Though I tried sorority life for a short time at Northwestern and found it definitely wasn't for me, I found a strange camaraderie with these women whom I had never met—many of whom, like me, grew up in small towns in the Midwest and had graduated with big dreams from a top university.
I was enthralled by these women's stories and their reasons for choosing children over career or vice-versa, but as I headed back to another quarter at Northwestern I promptly forgot about the articles.
That is, until a book entitled The Ambition Decisions: What Women Know About Work, Family, and the Path to Building a Life found its way onto my desk at Pacific Standard near the end of my internship.
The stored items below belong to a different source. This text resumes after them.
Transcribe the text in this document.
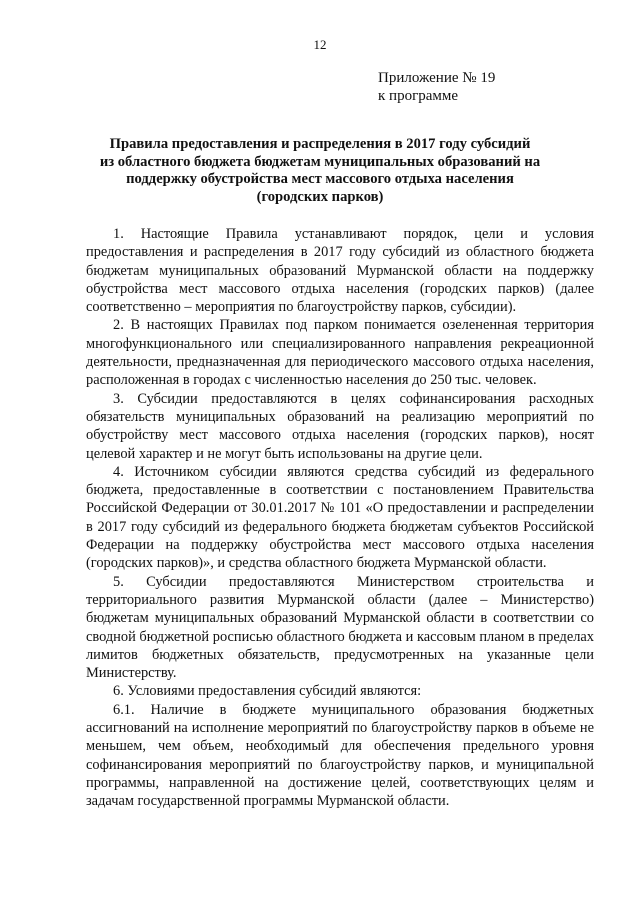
12
Приложение № 19
к программе
Правила предоставления и распределения в 2017 году субсидий
из областного бюджета бюджетам муниципальных образований на
поддержку обустройства мест массового отдыха населения
(городских парков)

1. Настоящие Правила устанавливают порядок, цели и условия предоставления и распределения в 2017 году субсидий из областного бюджета бюджетам муниципальных образований Мурманской области на поддержку обустройства мест массового отдыха населения (городских парков) (далее соответственно – мероприятия по благоустройству парков, субсидии).

2. В настоящих Правилах под парком понимается озелененная территория многофункционального или специализированного направления рекреационной деятельности, предназначенная для периодического массового отдыха населения, расположенная в городах с численностью населения до 250 тыс. человек.

3. Субсидии предоставляются в целях софинансирования расходных обязательств муниципальных образований на реализацию мероприятий по обустройству мест массового отдыха населения (городских парков), носят целевой характер и не могут быть использованы на другие цели.

4. Источником субсидии являются средства субсидий из федерального бюджета, предоставленные в соответствии с постановлением Правительства Российской Федерации от 30.01.2017 № 101 «О предоставлении и распределении в 2017 году субсидий из федерального бюджета бюджетам субъектов Российской Федерации на поддержку обустройства мест массового отдыха населения (городских парков)», и средства областного бюджета Мурманской области.

5. Субсидии предоставляются Министерством строительства и территориального развития Мурманской области (далее – Министерство) бюджетам муниципальных образований Мурманской области в соответствии со сводной бюджетной росписью областного бюджета и кассовым планом в пределах лимитов бюджетных обязательств, предусмотренных на указанные цели Министерству.

6. Условиями предоставления субсидий являются:

6.1. Наличие в бюджете муниципального образования бюджетных ассигнований на исполнение мероприятий по благоустройству парков в объеме не меньшем, чем объем, необходимый для обеспечения предельного уровня софинансирования мероприятий по благоустройству парков, и муниципальной программы, направленной на достижение целей, соответствующих целям и задачам государственной программы Мурманской области.
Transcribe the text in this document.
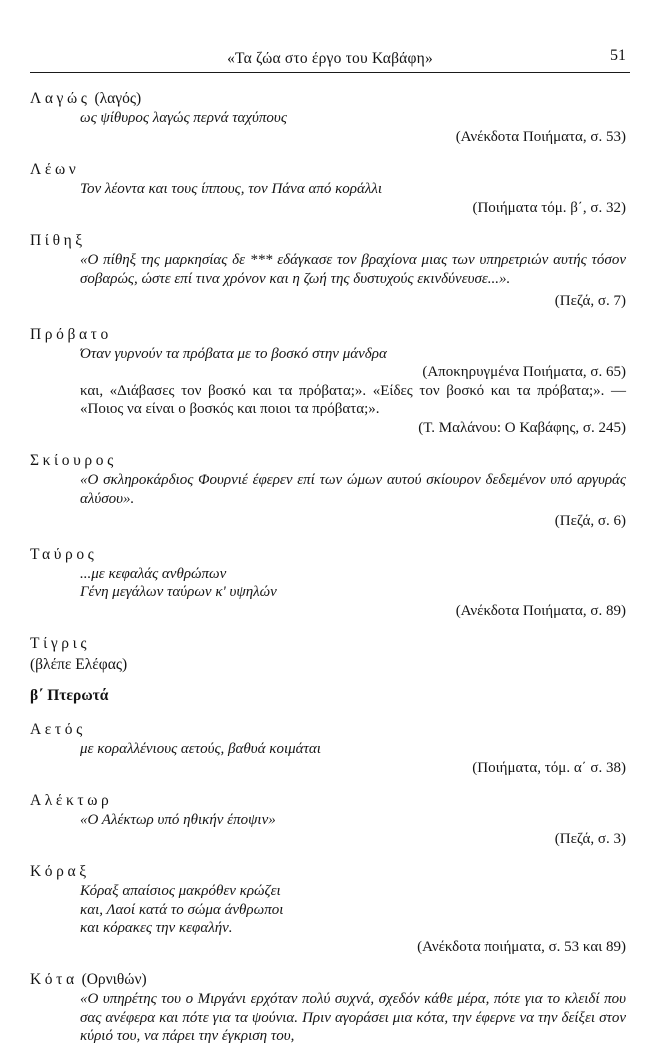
«Τα ζώα στο έργο του Καβάφη»	51
Λαγώς (λαγός)
ως ψίθυρος λαγώς περνά ταχύπους
(Ανέκδοτα Ποιήματα, σ. 53)
Λέων
Τον λέοντα και τους ίππους, τον Πάνα από κοράλλι
(Ποιήματα τόμ. β΄, σ. 32)
Πίθηξ
«Ο πίθηξ της μαρκησίας δε *** εδάγκασε τον βραχίονα μιας των υπηρετριών αυτής τόσον σοβαρώς, ώστε επί τινα χρόνον και η ζωή της δυστυχούς εκινδύνευσε...».
(Πεζά, σ. 7)
Πρόβατο
Όταν γυρνούν τα πρόβατα με το βοσκό στην μάνδρα
(Αποκηρυγμένα Ποιήματα, σ. 65)
και, «Διάβασες τον βοσκό και τα πρόβατα;». «Είδες τον βοσκό και τα πρόβατα;». — «Ποιος να είναι ο βοσκός και ποιοι τα πρόβατα;».
(Τ. Μαλάνου: Ο Καβάφης, σ. 245)
Σκίουρος
«Ο σκληροκάρδιος Φουρνιέ έφερεν επί των ώμων αυτού σκίουρον δεδεμένον υπό αργυράς αλύσου».
(Πεζά, σ. 6)
Ταύρος
...με κεφαλάς ανθρώπων
Γένη μεγάλων ταύρων κ' υψηλών
(Ανέκδοτα Ποιήματα, σ. 89)
Τίγρις
(βλέπε Ελέφας)
β΄ Πτερωτά
Αετός
με κοραλλένιους αετούς, βαθυά κοιμάται
(Ποιήματα, τόμ. α΄ σ. 38)
Αλέκτωρ
«Ο Αλέκτωρ υπό ηθικήν έποψιν»
(Πεζά, σ. 3)
Κόραξ
Κόραξ απαίσιος μακρόθεν κρώζει
και, Λαοί κατά το σώμα άνθρωποι
και κόρακες την κεφαλήν.
(Ανέκδοτα ποιήματα, σ. 53 και 89)
Κότα (Ορνιθών)
«Ο υπηρέτης του ο Μιργάνι ερχόταν πολύ συχνά, σχεδόν κάθε μέρα, πότε για το κλειδί που σας ανέφερα και πότε για τα ψούνια. Πριν αγοράσει μια κότα, την έφερνε να την δείξει στον κύριό του, να πάρει την έγκριση του,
Schank and Wallace's book, an expanded version of the Atlantic articles, draws on real women's stories of crisis, transition, and decision-making to help guide readers—or simply commiserate with them—through tough life changes. The decisions these women make, from accepting a promotion or not to planning when to get pregnant, are decisions that my female classmates and I fear having to confront.
Perhaps my enjoyment of The Ambition Decisions stems purely from my Northwestern connection with these women. But the notion that life is a winding mess of decisions and mistakes is an apt reminder for women like me as we head past graduation and into the "real world." There should be no judgment of high-achieving women to choose another path; however, for some, a high-achieving career is worth some sacrifice.